Insbesondere würdigten die Laudatoren Seyfarths ehrenamtliches Engagement, das der 69-jährige, einstige Geschäftsführer der KBF in Mössingen immer noch an den Tag legt. Bereits in seiner Anfangszeit als Zivildienstleistender 1976 habe  sich der frischgebackene Diplom-Psychologe weit überdurchschnittlich eingesetzt, betonte der Vorsitzende des KBF-Stiftungsvorstands, Gert Mohler. Danach arbeitete Thomas Seyfarth zunächst als Schulpsychologe bei der KBF. 1993 wurde er stellvertretender Geschäftsführer, um zwei Jahre später Geschäftsführer zu werden. „Es war für alle eine Überraschung, dass aus einem Psychologen in Cordhose und Pullover einmal ein Geschäftsführer mit Anzug und Krawatte wurde“, witzelte Mohler und sagte weiter: „Als Geschäftsführer trieb er die innere und äußere Entwicklung der KBF voran.“ Die Würde der Person die unbedingte Wertschätzung der Einzigartigkeit jedes Menschen, die ganzheitliche Betrachtungsweise und die Förderung der individuellen Identität seien durch Seyfarths Wirken zur zentralen Arbeit der Körperbehindertenförderung Neckar-Alb geworden.

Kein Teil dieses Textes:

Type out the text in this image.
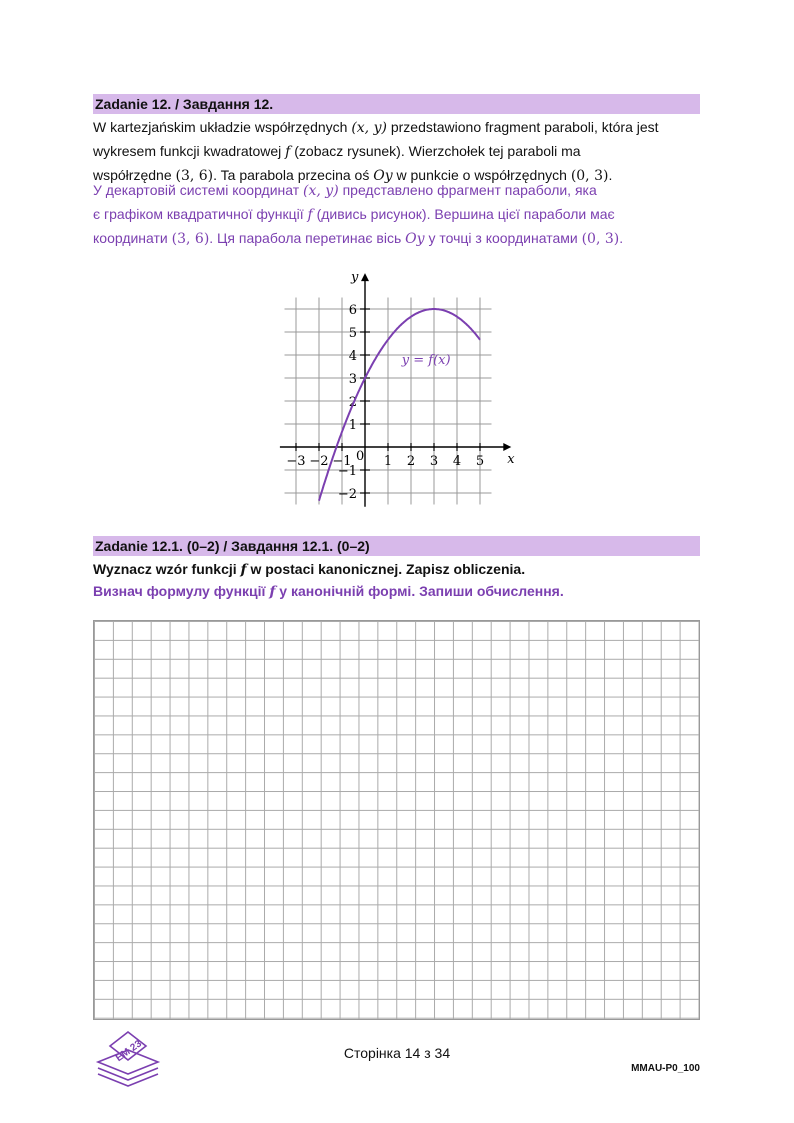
Zadanie 12. / Завдання 12.

W kartezjańskim układzie współrzędnych (x, y) przedstawiono fragment paraboli, która jest

wykresem funkcji kwadratowej f (zobacz rysunek). Wierzchołek tej paraboli ma

współrzędne (3, 6). Ta parabola przecina oś Oy w punkcie o współrzędnych (0, 3).

У декартовій системі координат (x, y) представлено фрагмент параболи, яка

є графіком квадратичної функції f (дивись рисунок). Вершина цієї параболи має

координати (3, 6). Ця парабола перетинає вісь Oy у точці з координатами (0, 3).

−3 −2 −1 1 2 3 4 5
6
5
4
3
2
1
−1
−2
x
y
0
y = f(x)
Zadanie 12.1. (0–2) / Завдання 12.1. (0–2)
Wyznacz wzór funkcji f w postaci kanonicznej. Zapisz obliczenia.
Визнач формулу функції f у канонічній формі. Запиши обчислення.
EM 23	Сторінка 14 з 34
MMAU-P0_100
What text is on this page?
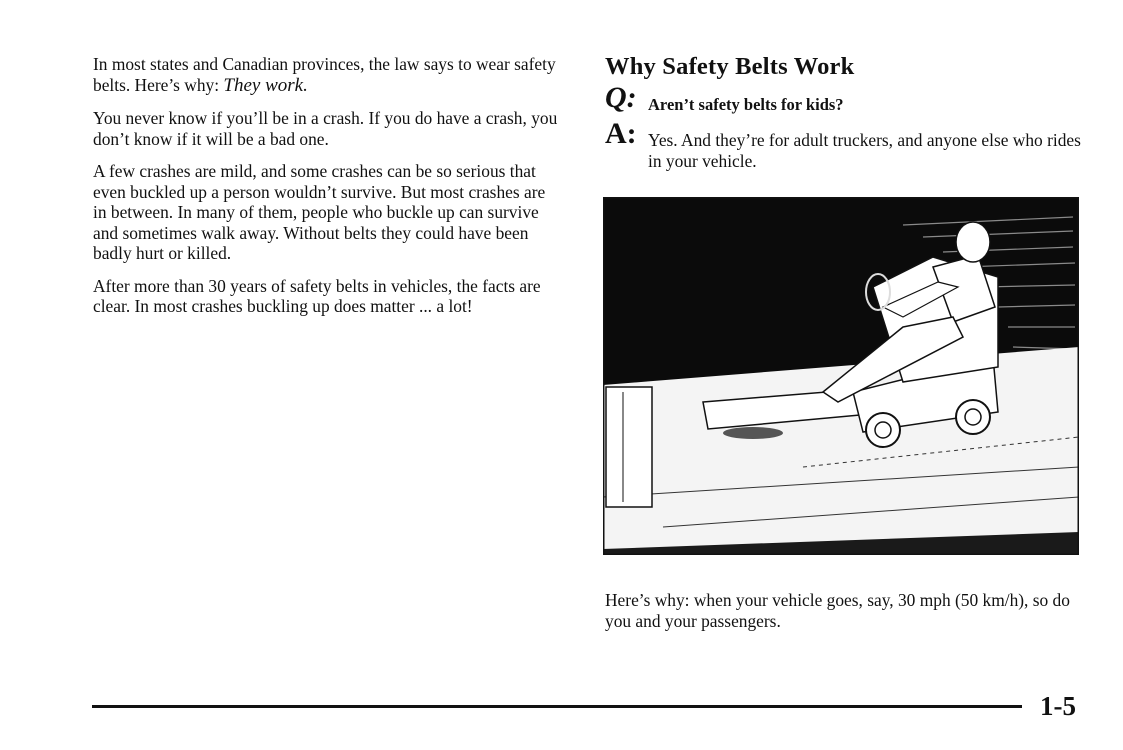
In most states and Canadian provinces, the law says to wear safety belts. Here’s why: They work.

You never know if you’ll be in a crash. If you do have a crash, you don’t know if it will be a bad one.

A few crashes are mild, and some crashes can be so serious that even buckled up a person wouldn’t survive. But most crashes are in between. In many of them, people who buckle up can survive and sometimes walk away. Without belts they could have been badly hurt or killed.

After more than 30 years of safety belts in vehicles, the facts are clear. In most crashes buckling up does matter ... a lot!

Why Safety Belts Work
Q: Aren’t safety belts for kids?
A: Yes. And they’re for adult truckers, and anyone else who rides in your vehicle.
Here’s why: when your vehicle goes, say, 30 mph (50 km/h), so do you and your passengers.
1-5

Landrat Günther-Martin Pauli zeichnete den Höfendorfer mit dem Bundesverdienstkreuz am Bande  aus. Pauli betonte: „Wenn wir auf Ihr Leben und Lebenswerk blicken, wird schnell klar, dass Sie zu den Menschen zählen, die sich unermüdlich, selbstlos und uneigennützig für die Gemeinschaft einsetzten.“ Entschlossen trete Thomas Seyfarth für die Weiterentwicklung der Hilfe für Menschen mit Behinderung ein, betonte der Redner. „Diese Überzeugung zieht sich wie ein roter Faden durch ihr ganzes Leben“, so Pauli über Seyfarths 43-jährige Tätigkeit bei der KBF Mössingen. In dieser Zeit sei aus der KBF, einem gemeinnützigen Verein, eine Stiftung geworden, die in den Landkreisen Tübingen, Reutlingen und Zollernalb insgesamt 80 Einrichtungen betreibt, über 3600 Menschen mit 1500 Mitarbeitern und 350 Freiwilligen betreut.

In seiner ehrenamtlichen Funktion habe Seyfarth vor 30 Jahren den Verein für Hilfe für Menschen mit Behinderung gegründet, wo er heute 2. Vorsitzender ist. Der Verein kümmert sich intensiv um die Freizeitgestaltung und um Arbeitsplätze von Behinderten.

Seit dem Jahr 2015 bekleide Seyfarth im Landesverband für Menschen mit Körper- und Mehrfachbehinderungen das Amt des 1. Vorsitzenden, und im KBF-Stiftungsrat ist er seit 2017 Vorstandsvorsitzender tätig. „Sie waren ihrer Zeit meilenweit voraus“, würdigte Pauli den „Unruheständler“. Für den Landrat steht fest: „Seyfarth gehört zu den guten Schätzen in unserer Region.“

Der Geehrte selbst unterstrich, dass er seine vielen Ehrenämter immer als „Ehre“ verstanden habe. „Konservativ habe ich mich trotz Anpassung in alle Richtungen nie eingeordnet“, sagte der Bundesverdienstkreuzträger, der zur Bewältigung dieser vielen Aufgaben oftmals die Familie hinten anstellen musste. „Ich verstehe diese große Ehrung als Anerkennung für uns alle. Als Dank für das Geleistete und Ansporn für die Zukunft“, sagte Seyfarth.

Info Beachtlich für Höfendorf: Mit Thomas Seyfarth und Prof. Dr. Hans-Konrad Selbmann gibt es in dem Rangendinger Teilort gleich zwei Bundesverdienstkreuzträger.

43

Jahre hat Thomas Seyfarth für die KBF Neckar-Alb gearbeitet. Er hat aus dem Verein eine Stiftung gemacht, die in drei Landkreisen 80 Einrichtungen mit über 3600 Menschen betreibt.